It is said that “Honesty is the best policy”. I wonder how much weight this saying holds in our lives. We are taught since childhood to be honest, we even preach our children the virtues of honesty and believe it or not, when asked what you value the most in your life, many people would say “Honesty”. Yet, we keep lying almost every day. We have an ambivalent relation with lying. Our mind is a hypocrite, we feel that lying is morally wrong but yet we do not have any qualms while lying as long as it serves our purpose.
We tell our lovers that they look gorgeous in the newly bought dress when they look grotesque. We compliment our wives for dinner when the food is barely edible. We lie about our age when we need to get a driver’s license at 15. We lie to our boss about health when we are simply lazy to go to work. Moreover, we even lie to ourselves when we want to soothe ourselves and feel less guilty for our wrong doings.
Surprisingly, I came across an article by University of Massachusetts which mentioned about a research on how the little lies can be useful for us. It said “we use lies to grease the wheels of social discourse”. That’s huge, even science believes that lying is not bad.
We walk across the streets, see people holding hands, see marriages that have lasted like forever and we assume that when two people manage to stay in a relation for so long then it has to be complete honesty and transparency between them. But, the truth is different. Most of the couples who have managed to stay in a relation for long are committed coz they have not shared everything with their partner. Sometimes it is a good idea to tell your partner what they want to hear. A fear always lingers in a relationship that if you tell everything, you might end up losing the person who means the world to you. After all, these relations are as delicate as a petal and can break with even the slightest breeze of mistrust.

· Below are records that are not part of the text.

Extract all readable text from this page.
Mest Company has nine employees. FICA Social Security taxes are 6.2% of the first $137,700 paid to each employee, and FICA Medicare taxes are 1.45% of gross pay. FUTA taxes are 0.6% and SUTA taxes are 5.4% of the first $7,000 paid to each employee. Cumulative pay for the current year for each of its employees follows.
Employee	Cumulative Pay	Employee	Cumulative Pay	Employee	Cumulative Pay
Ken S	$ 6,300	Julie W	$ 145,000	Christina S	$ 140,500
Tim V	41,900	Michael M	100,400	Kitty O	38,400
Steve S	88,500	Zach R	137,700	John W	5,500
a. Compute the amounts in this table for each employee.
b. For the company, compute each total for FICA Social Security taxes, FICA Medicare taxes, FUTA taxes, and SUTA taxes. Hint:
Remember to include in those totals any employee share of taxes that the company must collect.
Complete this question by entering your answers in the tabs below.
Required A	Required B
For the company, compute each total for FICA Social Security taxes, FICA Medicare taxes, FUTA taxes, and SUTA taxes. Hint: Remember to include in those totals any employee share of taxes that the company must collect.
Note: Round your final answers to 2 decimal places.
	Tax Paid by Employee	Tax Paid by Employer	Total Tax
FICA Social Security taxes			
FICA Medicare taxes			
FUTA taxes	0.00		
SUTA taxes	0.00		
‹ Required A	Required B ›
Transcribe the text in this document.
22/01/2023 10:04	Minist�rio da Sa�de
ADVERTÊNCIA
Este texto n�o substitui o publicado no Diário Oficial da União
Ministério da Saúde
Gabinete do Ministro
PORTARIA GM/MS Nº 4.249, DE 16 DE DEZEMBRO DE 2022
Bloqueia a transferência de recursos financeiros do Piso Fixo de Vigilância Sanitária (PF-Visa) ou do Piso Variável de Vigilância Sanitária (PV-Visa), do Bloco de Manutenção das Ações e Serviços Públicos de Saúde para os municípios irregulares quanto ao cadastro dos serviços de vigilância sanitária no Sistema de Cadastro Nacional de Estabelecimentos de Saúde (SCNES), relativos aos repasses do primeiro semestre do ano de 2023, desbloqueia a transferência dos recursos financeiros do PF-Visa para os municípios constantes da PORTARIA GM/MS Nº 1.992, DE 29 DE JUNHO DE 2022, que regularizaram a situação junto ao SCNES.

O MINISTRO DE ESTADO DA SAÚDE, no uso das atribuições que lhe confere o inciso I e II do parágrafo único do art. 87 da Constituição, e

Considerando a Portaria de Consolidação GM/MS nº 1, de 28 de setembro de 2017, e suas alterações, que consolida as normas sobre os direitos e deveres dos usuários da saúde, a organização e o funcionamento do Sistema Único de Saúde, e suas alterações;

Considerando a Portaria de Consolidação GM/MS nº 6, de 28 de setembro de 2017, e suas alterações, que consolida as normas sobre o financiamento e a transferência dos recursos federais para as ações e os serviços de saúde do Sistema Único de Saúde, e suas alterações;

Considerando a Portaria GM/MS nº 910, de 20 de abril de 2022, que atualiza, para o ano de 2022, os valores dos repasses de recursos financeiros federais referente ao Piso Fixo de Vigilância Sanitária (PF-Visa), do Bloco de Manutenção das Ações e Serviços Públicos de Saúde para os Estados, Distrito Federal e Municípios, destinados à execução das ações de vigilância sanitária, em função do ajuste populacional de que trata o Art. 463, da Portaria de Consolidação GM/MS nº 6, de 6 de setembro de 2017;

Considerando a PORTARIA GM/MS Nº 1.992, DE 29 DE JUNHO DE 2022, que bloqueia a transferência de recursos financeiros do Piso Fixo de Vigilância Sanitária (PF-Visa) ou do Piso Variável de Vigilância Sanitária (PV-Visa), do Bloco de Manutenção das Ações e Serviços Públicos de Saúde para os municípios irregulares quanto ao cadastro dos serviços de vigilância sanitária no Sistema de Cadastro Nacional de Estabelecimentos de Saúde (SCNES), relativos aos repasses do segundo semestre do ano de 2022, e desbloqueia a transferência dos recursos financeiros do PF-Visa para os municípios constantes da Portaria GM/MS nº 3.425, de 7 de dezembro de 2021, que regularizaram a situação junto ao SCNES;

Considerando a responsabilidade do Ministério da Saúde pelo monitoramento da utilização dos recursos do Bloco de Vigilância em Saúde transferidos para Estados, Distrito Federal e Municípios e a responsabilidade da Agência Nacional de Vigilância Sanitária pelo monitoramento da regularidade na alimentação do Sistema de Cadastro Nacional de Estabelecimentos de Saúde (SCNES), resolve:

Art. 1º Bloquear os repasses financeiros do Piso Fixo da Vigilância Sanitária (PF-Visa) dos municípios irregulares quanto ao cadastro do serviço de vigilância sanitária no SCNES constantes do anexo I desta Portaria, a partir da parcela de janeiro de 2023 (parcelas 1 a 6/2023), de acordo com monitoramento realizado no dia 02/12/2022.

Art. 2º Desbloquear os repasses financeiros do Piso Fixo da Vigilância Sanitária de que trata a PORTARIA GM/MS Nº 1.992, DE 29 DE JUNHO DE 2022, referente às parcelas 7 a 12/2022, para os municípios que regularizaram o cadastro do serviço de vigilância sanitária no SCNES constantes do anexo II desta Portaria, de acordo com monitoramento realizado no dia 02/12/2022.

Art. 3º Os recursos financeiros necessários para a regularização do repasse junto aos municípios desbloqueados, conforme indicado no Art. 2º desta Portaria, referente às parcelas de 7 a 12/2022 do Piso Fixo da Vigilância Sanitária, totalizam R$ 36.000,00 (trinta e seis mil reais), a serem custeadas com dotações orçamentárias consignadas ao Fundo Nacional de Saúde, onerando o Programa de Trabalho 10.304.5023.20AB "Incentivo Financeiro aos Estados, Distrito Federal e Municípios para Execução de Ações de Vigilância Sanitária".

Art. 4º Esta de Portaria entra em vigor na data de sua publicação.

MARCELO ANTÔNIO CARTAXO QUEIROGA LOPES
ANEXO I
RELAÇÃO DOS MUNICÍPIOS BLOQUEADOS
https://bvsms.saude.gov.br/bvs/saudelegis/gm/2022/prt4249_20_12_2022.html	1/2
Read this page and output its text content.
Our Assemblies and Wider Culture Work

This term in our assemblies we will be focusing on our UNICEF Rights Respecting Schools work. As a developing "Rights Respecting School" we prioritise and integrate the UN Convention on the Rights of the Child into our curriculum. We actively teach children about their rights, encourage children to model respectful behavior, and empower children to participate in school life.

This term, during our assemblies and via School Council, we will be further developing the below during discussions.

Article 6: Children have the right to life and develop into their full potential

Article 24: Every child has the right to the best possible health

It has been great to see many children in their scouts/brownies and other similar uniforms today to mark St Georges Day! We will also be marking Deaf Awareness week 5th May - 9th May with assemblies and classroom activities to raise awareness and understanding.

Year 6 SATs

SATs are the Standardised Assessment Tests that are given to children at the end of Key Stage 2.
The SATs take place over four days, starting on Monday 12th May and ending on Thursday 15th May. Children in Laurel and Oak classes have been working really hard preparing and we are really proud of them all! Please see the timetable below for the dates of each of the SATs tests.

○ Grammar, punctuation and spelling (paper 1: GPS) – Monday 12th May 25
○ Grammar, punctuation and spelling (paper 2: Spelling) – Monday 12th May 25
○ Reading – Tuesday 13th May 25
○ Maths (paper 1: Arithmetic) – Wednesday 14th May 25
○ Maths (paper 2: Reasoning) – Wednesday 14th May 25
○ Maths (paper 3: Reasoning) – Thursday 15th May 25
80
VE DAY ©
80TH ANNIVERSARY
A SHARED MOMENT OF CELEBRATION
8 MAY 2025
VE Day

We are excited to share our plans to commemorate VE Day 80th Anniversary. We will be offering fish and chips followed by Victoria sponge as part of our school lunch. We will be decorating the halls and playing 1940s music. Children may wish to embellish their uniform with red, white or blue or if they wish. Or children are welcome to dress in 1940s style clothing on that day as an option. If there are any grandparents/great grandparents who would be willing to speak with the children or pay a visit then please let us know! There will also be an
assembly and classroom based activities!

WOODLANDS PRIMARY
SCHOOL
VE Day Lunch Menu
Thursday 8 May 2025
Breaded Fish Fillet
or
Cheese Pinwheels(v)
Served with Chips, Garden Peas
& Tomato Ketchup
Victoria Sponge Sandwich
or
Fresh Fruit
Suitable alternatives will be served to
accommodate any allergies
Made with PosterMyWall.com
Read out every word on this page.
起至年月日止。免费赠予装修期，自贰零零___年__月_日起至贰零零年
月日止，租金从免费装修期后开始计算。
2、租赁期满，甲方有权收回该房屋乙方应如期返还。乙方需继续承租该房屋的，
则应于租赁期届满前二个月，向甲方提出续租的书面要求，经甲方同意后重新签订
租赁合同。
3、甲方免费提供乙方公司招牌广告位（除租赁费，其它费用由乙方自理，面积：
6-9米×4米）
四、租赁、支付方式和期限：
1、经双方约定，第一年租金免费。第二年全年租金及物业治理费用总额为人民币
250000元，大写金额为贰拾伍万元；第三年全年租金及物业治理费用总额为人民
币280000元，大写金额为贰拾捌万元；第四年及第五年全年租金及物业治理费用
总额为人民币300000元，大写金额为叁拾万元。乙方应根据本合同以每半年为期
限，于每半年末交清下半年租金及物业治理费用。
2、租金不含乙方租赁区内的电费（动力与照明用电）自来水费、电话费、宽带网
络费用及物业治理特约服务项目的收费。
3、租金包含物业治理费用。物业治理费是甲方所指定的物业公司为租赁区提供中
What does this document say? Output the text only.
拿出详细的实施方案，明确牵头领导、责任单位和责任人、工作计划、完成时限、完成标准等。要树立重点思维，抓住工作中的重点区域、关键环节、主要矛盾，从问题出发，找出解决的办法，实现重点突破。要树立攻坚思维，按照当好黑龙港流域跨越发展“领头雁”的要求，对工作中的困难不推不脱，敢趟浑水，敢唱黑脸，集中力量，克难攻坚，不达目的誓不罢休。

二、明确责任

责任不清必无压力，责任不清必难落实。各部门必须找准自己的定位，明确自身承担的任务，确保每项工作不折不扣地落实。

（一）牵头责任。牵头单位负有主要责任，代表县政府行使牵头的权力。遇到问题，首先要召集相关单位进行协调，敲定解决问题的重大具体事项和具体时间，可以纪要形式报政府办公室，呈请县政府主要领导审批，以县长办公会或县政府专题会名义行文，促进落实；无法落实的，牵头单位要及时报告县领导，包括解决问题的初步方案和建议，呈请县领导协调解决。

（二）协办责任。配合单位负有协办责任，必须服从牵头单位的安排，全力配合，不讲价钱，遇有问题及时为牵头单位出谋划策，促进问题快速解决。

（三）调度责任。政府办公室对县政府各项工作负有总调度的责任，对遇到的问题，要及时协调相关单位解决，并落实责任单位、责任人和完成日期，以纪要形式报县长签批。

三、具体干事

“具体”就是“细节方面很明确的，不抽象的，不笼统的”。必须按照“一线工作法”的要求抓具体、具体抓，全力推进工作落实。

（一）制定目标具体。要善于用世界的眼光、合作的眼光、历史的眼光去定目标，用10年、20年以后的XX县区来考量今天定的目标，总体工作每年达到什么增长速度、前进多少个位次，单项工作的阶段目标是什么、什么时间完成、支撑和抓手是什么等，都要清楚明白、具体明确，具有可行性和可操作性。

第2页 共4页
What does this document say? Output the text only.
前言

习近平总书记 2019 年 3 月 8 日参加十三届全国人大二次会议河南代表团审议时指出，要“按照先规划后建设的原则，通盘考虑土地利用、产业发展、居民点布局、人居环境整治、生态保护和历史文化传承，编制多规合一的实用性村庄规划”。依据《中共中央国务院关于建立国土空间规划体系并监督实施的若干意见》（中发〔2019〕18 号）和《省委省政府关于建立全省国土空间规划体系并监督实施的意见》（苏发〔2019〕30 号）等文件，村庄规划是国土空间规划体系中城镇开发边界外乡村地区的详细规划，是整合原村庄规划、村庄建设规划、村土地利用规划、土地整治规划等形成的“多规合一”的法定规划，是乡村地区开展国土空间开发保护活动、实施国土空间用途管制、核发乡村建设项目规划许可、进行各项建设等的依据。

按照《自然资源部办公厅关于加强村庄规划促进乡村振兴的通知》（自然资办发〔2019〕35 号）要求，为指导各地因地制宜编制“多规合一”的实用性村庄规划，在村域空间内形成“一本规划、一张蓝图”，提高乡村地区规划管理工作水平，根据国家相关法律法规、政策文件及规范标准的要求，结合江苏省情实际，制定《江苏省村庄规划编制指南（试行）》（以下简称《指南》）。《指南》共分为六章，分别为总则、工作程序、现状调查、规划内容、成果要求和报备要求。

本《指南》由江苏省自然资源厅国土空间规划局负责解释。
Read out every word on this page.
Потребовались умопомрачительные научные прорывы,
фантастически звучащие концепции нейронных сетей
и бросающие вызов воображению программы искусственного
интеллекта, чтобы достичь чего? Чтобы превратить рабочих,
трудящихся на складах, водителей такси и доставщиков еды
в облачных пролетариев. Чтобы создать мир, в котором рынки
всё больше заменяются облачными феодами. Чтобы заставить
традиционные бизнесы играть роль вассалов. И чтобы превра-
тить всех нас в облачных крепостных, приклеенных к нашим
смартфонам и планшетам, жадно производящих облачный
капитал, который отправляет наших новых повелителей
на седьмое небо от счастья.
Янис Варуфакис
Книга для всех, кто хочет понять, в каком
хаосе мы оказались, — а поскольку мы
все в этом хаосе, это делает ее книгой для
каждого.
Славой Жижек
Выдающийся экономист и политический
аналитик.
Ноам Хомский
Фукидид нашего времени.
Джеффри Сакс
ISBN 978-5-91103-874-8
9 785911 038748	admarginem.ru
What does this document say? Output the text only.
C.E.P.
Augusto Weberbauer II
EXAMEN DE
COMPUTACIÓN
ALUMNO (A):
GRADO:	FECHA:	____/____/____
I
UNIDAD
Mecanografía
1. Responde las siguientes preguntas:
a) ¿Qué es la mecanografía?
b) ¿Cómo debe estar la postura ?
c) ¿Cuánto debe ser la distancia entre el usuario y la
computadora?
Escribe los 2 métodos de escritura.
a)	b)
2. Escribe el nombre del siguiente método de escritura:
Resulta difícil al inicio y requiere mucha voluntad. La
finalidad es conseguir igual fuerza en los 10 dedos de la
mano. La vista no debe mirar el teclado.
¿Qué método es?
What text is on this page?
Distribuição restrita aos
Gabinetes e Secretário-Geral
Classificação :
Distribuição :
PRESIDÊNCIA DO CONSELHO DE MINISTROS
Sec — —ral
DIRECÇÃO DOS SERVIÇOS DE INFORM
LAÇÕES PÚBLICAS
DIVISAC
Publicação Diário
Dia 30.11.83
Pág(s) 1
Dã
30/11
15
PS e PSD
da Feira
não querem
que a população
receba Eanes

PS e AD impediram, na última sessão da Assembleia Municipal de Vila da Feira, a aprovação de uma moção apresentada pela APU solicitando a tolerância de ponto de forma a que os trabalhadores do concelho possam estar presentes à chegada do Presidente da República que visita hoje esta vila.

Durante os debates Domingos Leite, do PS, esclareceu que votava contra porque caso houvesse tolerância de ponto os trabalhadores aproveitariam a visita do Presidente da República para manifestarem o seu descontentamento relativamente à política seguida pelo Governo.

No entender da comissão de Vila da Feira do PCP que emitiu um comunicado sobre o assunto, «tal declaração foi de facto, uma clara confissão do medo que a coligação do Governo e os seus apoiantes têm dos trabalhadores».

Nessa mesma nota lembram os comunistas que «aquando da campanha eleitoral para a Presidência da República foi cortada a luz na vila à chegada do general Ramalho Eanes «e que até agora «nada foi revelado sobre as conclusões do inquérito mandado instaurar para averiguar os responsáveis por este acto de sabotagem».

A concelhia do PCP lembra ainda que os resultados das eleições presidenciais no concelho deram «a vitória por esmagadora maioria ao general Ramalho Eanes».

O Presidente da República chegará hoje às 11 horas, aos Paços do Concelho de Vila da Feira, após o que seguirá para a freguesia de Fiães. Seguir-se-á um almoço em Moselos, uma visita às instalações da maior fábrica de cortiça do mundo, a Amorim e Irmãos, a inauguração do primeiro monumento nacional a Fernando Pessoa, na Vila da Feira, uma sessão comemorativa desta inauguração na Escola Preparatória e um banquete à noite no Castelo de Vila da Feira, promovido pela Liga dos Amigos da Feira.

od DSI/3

The question that I always ask, do we need to know everything? When we hear that our partner has done something awful, broken our trust or cheated, how would we react? Are we capable of total and complete forgiveness if our partner did something terribly bad but still has the courage to tell the truth? If you for example, ran into your old school lover and kissed him, not coz you love him or you don’t love your spouse, but just for the old time’s sake, is there any point in telling your partner, if there is no way for him to find it out? Things that are in past or forgotten, is there any reason to bring them out in open and risk everything?
Some people would prefer to be honest especially women. But is it worth to lose the love of your life for a stupid kiss that didn’t even mean anything. Moreover, kissing you ex, is it even cheating if it was a momentary thing without any feelings attached? Some things are best forgotten and not telling in such cases would be the best solution. In a relationship at times, lying becomes a necessary evil. I’m not saying that you should lie always, but you should know when lying is ok and when it’s not.
But is it true that people lie just to avoid the hurt they would cause their partner? Not really. In any relationship, people often lie to please themselves. It is very common for our partner to say, “I lied coz I knew it was the best thing for you, I just wanted to save you from the pain of the bitter truth”. Usually we lie not coz we think good or bad about our partner, we just lie to avoid punishments, sorrows and to please ourselves. We lie to embellish our own credentials in order to make us feel better.
We always assume by default that people are saying the truth because we usually are not prepared to hear the truth. As long as we hear what we want to hear, we accept it, true or not. Truth sometimes has the capacity to be cruel and blow your world apart. Without these pretty white lies, we’d all be sitting in the dark with the curtains drawn.
I would say in the end, whether you lie or not, but always remember, true love is very hard to find, so be honest to a relation and never do things which you wouldn’t be able to handle yourself if you were on the other side.